Search code examples
pythonregexpython-2.7replacedata-cleaning

Splitting string before name of month with regex


I have a bunch of lines with random text, and at the end of each line, a timestamp. I am trying to split these lines right before the timestamp.

Current output:

Yes, I'd say so. Nov 08, 2014 UTC
Hell yes! Oct 01, 2014 UTC 
Anbefalt som bare det, løp og kjøp. Sep 16, 2014 UTC
Etc.

Desired output (by "tab" I mean the actual whitespace):

Yes, I'd say so. <tab> Nov 08, 2014 UTC
Hell yes! <tab> Oct 01, 2014 UTC
Anbefalt som bare det, løp og kjøp. <tab> Sep 16, 2014 UTC
Etc.

So far I have used "replace" to place a tab character right before the month. Like this:

my_string.replace("May ", "\tMay ").replace("Apr ", "\tApr ").replace("Mar ", "\tMar ").replace("Feb ", "\tFeb ") etc. (incomplete code)
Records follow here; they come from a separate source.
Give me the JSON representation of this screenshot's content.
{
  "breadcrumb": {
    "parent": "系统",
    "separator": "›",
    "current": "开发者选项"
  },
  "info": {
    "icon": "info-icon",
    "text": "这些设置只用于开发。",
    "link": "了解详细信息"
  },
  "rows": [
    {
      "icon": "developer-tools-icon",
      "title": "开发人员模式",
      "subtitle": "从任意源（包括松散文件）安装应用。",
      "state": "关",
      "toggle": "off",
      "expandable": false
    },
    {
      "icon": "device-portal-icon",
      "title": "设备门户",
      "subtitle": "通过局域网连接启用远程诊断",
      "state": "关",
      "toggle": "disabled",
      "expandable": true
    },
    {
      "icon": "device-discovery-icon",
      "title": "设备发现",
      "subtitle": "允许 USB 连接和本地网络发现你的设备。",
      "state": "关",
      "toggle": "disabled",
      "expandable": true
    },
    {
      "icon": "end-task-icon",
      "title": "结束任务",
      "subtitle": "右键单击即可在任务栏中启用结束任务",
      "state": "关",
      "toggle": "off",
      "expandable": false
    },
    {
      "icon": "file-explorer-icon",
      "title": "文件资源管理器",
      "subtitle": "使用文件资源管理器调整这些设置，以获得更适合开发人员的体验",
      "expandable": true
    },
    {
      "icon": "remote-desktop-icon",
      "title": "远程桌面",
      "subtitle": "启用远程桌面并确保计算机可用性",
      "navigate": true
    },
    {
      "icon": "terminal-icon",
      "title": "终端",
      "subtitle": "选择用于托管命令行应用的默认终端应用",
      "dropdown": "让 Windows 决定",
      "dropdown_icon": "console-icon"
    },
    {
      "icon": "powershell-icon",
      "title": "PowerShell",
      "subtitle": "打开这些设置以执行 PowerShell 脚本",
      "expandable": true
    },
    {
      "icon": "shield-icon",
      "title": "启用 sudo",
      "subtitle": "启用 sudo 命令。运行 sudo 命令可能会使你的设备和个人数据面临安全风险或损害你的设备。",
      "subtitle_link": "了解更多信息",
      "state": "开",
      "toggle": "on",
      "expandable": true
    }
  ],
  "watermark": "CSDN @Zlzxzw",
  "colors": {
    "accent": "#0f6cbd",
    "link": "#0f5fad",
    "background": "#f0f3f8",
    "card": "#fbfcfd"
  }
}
This works fairly well, except when the random text involves the name of a month, e.g. "I bought it last may, great stuff". As the date is formatted in such a specific way I'd like to improve on this with regex and wildcards, if possible. Is there a way to place a tab before these dates? As you can see above, the dates are formatted as follows:

[Three-letter abbreviation of the month] [two-digit day] [,] [four-digit year] [UTC]

E.g.

Oct 31, 2014 UTC

Pardon the amateurish code and approach, I am an absolute regex n00b. I have looked around for answers here on SO, but I've come short. I hope someone can help!


Solution

  • You should be able to do this with a one RegeEx for all months:

    import re
    
    lines = [
        "Yes, I'd say so. Nov 08, 2014 UTC",
        "Hell yes! Oct 01, 2014 UTC"
    ]
    
    for ln in lines:
        print re.sub(r'(\w+\s\d{2}, \d{4} UTC)$', r'\t\1', ln)
    

    Which will return:

    Yes, I'd say so.    Nov 08, 2014 UTC
    Hell yes!   Oct 01, 2014 UTC
    

    How it works is simple. re.sub captures everything in the parentheses of the first argument and assigns it to \1. The second argument r'\t\1' is what we want to replace the string with.

    In your case you want to replace it with the original string (represented by \1) with a tab character (\t) in front of it.